WGN Investigates went undercover to see how often we would be solicited.
Four drivers in 45 minutes said they were “taxis” or rideshare services “like Uber and Lyft.” They insisted their state issued “livery” license plates or City of Chicago chauffer’s license allow them to solicit rides at the O’Hare and Midway airports.
However, city ordinance clearly states only pre-arranged rides are permissible at Chicago’s airports.
“They’re trying to step ahead of the line and not follow any of the rules and in doing so they’re also putting the public at risk,” said Chicago Business and Consumer Protection Commissioner Rosa Escareno.
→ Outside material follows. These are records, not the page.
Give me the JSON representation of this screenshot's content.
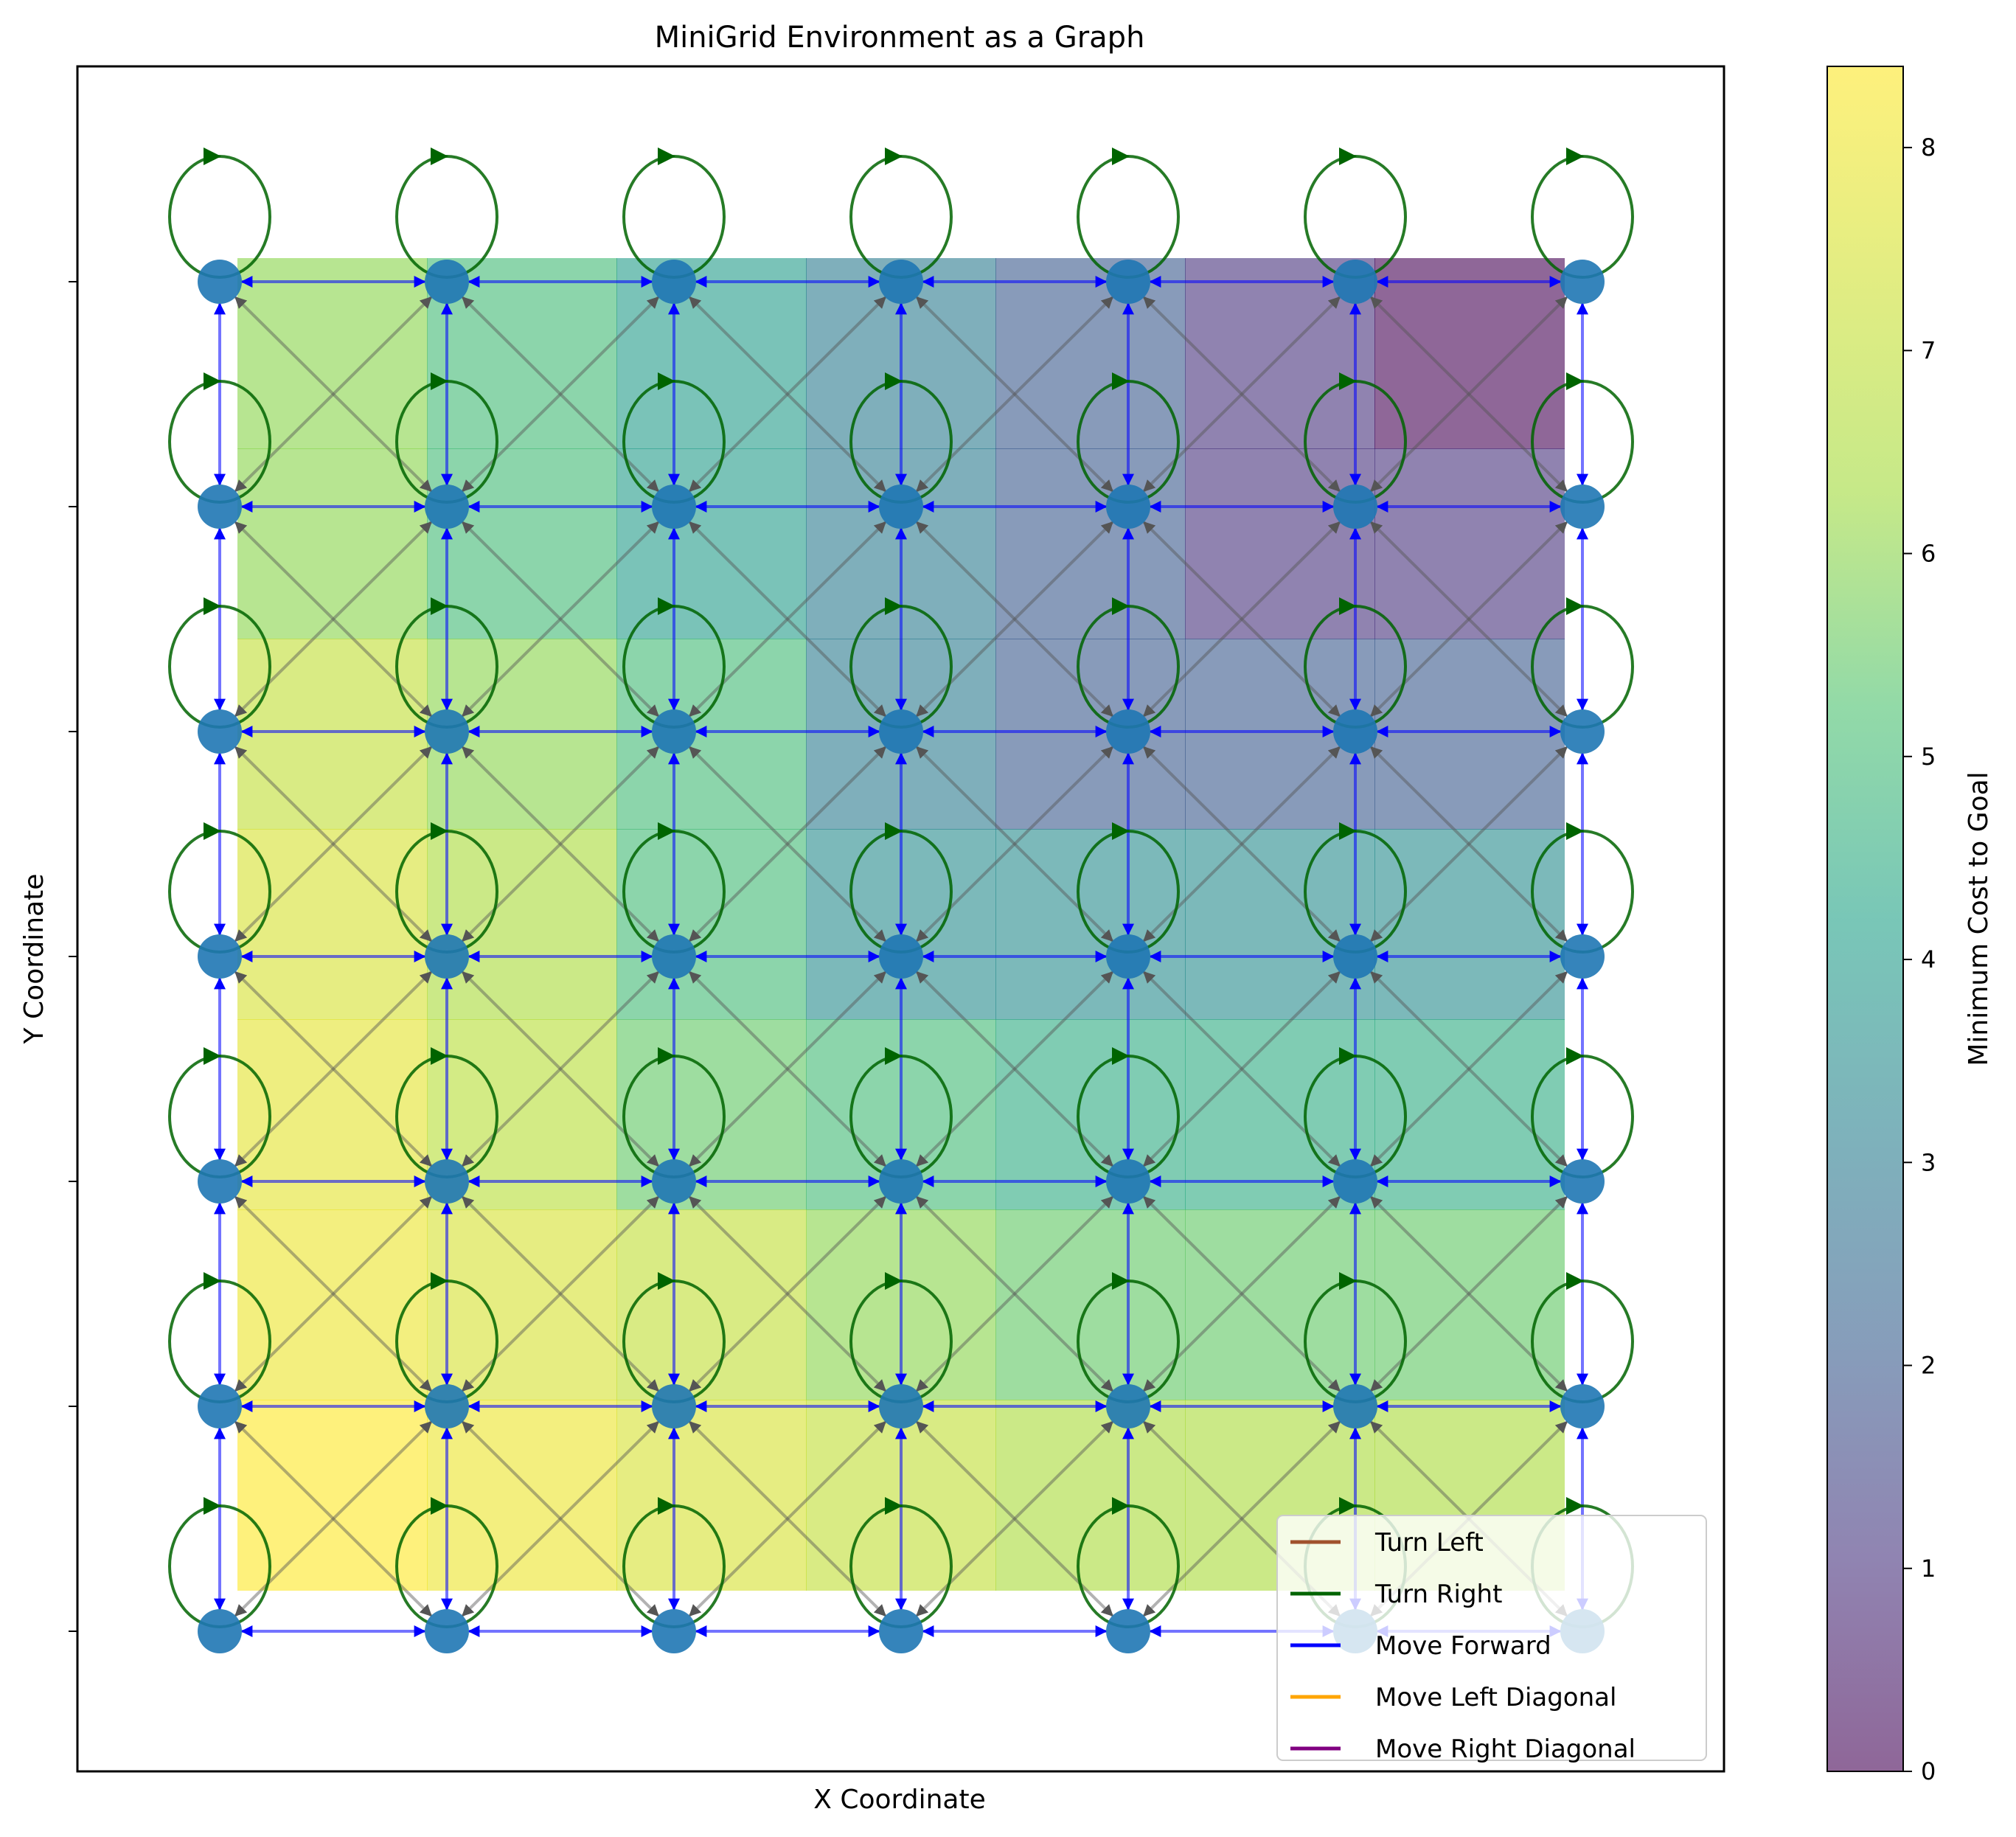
{
  "chart_data": {
    "type": "heatmap",
    "title": "MiniGrid Environment as a Graph",
    "xlabel": "X Coordinate",
    "ylabel": "Y Coordinate",
    "grid": false,
    "legend_position": "lower-right",
    "legend": [
      {
        "label": "Turn Left",
        "color": "#a0522d"
      },
      {
        "label": "Turn Right",
        "color": "#006400"
      },
      {
        "label": "Move Forward",
        "color": "#0000ff"
      },
      {
        "label": "Move Left Diagonal",
        "color": "#ffa500"
      },
      {
        "label": "Move Right Diagonal",
        "color": "#800080"
      }
    ],
    "colorbar": {
      "label": "Minimum Cost to Goal",
      "colormap": "viridis",
      "range": [
        0,
        8.4
      ],
      "ticks": [
        "0",
        "1",
        "2",
        "3",
        "4",
        "5",
        "6",
        "7",
        "8"
      ]
    },
    "grid_size": 7,
    "node_color": "#1f77b4",
    "cost_grid": [
      [
        6.0,
        5.0,
        4.0,
        3.0,
        2.0,
        1.0,
        0.0
      ],
      [
        6.0,
        5.0,
        4.0,
        3.0,
        2.0,
        1.0,
        1.0
      ],
      [
        7.0,
        6.0,
        5.0,
        3.0,
        2.0,
        2.0,
        2.0
      ],
      [
        7.5,
        6.5,
        5.0,
        3.5,
        3.5,
        3.5,
        3.5
      ],
      [
        7.8,
        6.8,
        5.5,
        5.0,
        4.5,
        4.5,
        4.5
      ],
      [
        8.0,
        7.5,
        7.0,
        6.0,
        5.5,
        5.5,
        5.5
      ],
      [
        8.4,
        8.0,
        7.5,
        7.0,
        6.5,
        6.5,
        6.5
      ]
    ]
  }
}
City officials said people are putting themselves in danger by using unlicensed operators because many drivers don’t submit to background checks and their vehicles are not inspected.
There’s also an issue of price gouging. One driver told WGN Investigates a ride from O’Hare to Naperville would cost $89-$100. A suburban taxi service that’s authorized to offer pre-arranged airport rides charges $50 for that same ride. City officials have heard complaints about passengers being told one fare at the airport only to be told they must pay a higher amount upon arrival at their destination.
Competitions between drivers has led to bloodshed. Police said two drivers hustling rides got into a fight over a fare outside O’Hare airport’s international terminal in 2018. One guy pulled a knife and stabbed the other as he tried to defend himself with a traffic cone.
Records reveal police issued 75 citations for unlawful solicitation of rides at O’Hare airport last year. Ten citations were issued at Midway. Despite two sting operations carried out by the city this year the rogue drivers continue to operate. The city encourages anyone who feels they may have been scammed by one of these drivers to report them via 311.
One driver who offered WGN Investigates what he described as a “black car service” said City Hall is to blame for the pressure they feel to find fares. An explosion of ride share drivers and the devaluing of taxi medallions has ruined business, according to Mohammad Mazouni.
“It’s our living,” Mazouni said. “I’ve been in this business 20 years. What am I supposed to do? This is only thing I know!”